The first event, on Feb. 16, was a screening of the HBO film, In the Same Breath, about China’s response to the COVID outbreak in Wuhan.

A discussion paper handed out at the event asked attendees to talk about their own COVID experiences and what they viewed as the future of the social movement in China.

The next event may be karaoke, with participants invited to sing protest songs, Shawn said. Her intention is to bring different groups together – Han Chinese, Uyghurs, Hong Kongers, Tibetans – to learn from one another’s experiences in a way that doesn’t engender conflict.

None of the students have any expectation that their efforts will trigger a mass social movement that topples Xi Jinping, although opposition to his third term and restrictive policies is a motivating force. 
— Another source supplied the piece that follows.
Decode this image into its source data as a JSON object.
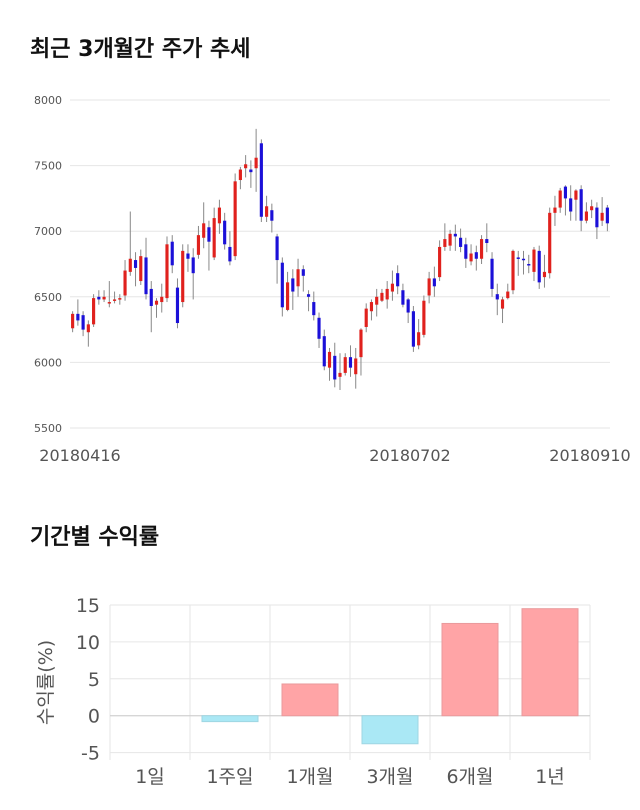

But they say they are surprised by the encouragement they’ve received in quiet discussions with fellow students, even if that support is yet to be reflected in official numbers or Instagram followers, which for the White Paper Society number only around 60 so far.

“I talk to my colleagues and to my classmates, and I thought that so many of them were pro-government and they’re unaware of what’s happening in China, but that’s not the case,” says Evan, who would like to study the treatment of rural migrant workers as an academic in his home country.

“They are from a higher social class in China, so their perspectives are quite limited,” Evan says. “But most of them are unsatisfied with everything happening in China.” 

The sentiment reflects a view shared by his peers back home, he said, but one even less easily expressed.